Bericht: Malmendier scheidet als Wirtschaftsweise aus

23. Februar 2026

Politik - aktuelle Fakten und Einordnung

Wirtschaftsrat: Malmendier nicht verlängert in Berlin

() – Die Amtszeit von Ulrike Malmendier als Wirtschaftsweise wird offenbar nicht verlängert. Wie das „Handelsblatt“ (Dienstagausgabe) unter Berufung auf eigene Informationen berichtet, haben das CDU-geführte Wirtschaftsministerium und das Kanzleramt ein Veto gegen die Verlängerung der Ökonomin im Sachverständigenrat eingelegt. Da das Vorschlagsrecht für den Posten Malmendiers bei der CDU liegt, endet Malmendiers Laufzeit in dem Beratergremium Ende Februar.

Das SPD-geführte Finanzministerium hält die Entscheidung für einen Fehler. Malmendier sei eine ausgezeichnete internationale Ökonomin mit hervorragendem Ruf, hieß es. Auch SPD-Fraktionsvize Armand Zorn warf der CDU eine „künstliche Politisierung des Sachverständigenrates“ vor. Die Vorbehalte aus Wirtschaftsministerium und Kanzleramt rühren daher, dass Malmendier nicht als ordnungspolitisch genug gilt, wie es heißt. In der CDU wird kritisiert, dass vier der fünf Ratsmitglieder sich in den vergangenen Jahren von der traditionellen, ausschließlichen ordnungspolitischen Linie des Gremiums wegbewegt hätten, darunter Malmendier.

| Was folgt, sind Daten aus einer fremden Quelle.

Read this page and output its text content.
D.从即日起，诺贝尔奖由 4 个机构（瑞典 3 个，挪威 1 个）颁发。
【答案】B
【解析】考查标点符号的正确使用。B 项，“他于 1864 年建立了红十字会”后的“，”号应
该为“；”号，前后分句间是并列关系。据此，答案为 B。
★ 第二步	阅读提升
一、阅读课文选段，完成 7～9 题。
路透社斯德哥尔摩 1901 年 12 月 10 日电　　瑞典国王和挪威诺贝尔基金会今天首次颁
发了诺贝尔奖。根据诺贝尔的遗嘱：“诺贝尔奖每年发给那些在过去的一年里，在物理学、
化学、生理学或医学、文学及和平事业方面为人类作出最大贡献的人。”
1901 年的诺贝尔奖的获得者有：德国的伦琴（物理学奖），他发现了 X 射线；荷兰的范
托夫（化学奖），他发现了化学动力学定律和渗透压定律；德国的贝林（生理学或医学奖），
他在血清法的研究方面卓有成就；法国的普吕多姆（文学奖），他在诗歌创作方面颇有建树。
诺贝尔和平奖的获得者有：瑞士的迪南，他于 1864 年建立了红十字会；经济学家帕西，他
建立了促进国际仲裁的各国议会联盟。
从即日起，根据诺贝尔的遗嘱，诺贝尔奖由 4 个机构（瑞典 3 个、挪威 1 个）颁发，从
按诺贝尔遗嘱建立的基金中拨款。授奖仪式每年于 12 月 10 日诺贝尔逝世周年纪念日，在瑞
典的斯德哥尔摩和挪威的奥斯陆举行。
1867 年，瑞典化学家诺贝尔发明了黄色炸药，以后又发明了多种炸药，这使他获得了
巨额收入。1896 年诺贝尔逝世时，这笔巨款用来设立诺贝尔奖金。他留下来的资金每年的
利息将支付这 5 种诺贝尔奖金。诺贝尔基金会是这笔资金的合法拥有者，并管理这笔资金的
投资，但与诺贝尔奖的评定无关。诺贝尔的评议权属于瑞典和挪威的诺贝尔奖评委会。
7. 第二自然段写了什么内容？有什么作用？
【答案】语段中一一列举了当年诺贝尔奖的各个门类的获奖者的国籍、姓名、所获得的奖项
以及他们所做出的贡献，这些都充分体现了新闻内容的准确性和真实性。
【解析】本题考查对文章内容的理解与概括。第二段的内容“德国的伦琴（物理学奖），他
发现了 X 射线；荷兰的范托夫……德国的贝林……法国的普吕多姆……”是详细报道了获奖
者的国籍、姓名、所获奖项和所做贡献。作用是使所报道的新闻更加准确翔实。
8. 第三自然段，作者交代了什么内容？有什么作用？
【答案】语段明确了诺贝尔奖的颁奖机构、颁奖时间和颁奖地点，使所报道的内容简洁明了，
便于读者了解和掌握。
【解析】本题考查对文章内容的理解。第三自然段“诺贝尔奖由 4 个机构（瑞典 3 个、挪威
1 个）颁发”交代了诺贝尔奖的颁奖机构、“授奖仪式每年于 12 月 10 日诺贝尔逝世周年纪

Die CDU soll für die Nachfolge Malmendiers offenbar eine Präferenz für den Wiener Handelsökonomen Gabriel Felbermayr haben. Allerdings bestehen Zweifel, ob er bereitstünde. Als weiterer Name wird die Ökonomin Nicola Fuchs-Schündeln gehandelt. Sie wurde schon häufiger gefragt, scheute aber bislang die große Bühne. Seit sie 2024 die Leitung des Wissenschaftszentrums Berlin für Sozialforschung (WZB) übernahm, ist sie in der Öffentlichkeit aber präsenter. Als weitere Kandidatin wird Silke Übelmesser gehandelt, die als Anhängerin einer ordnungspolitischen Linie gilt.

Siehe auch:  87-Jähriger fährt Paketzusteller in Berlin-Gesundbrunnen an
Text-/Bildquelle: Übermittelt durch www.dts-nachrichtenagentur.de
Bildhinweis: Ulrike Malmendier (Archiv)

Vier Bürgerfragen. Klare Antworten.

Welche neuen Fakten, Entscheidungen oder Änderungen nennt der Artikel?

  • Ulrike Malmendiers Amtszeit als Wirtschaftsweise wird nicht verlängert.
  • CDU und Kanzleramt legen Veto gegen ihre Wiederernennung ein.
  • Gabriel Felbermayr wird als potenzieller Nachfolger favorisiert.

Wen betrifft es und wie stark (Zielgruppen, Regionen, Zahlen, Fristen)?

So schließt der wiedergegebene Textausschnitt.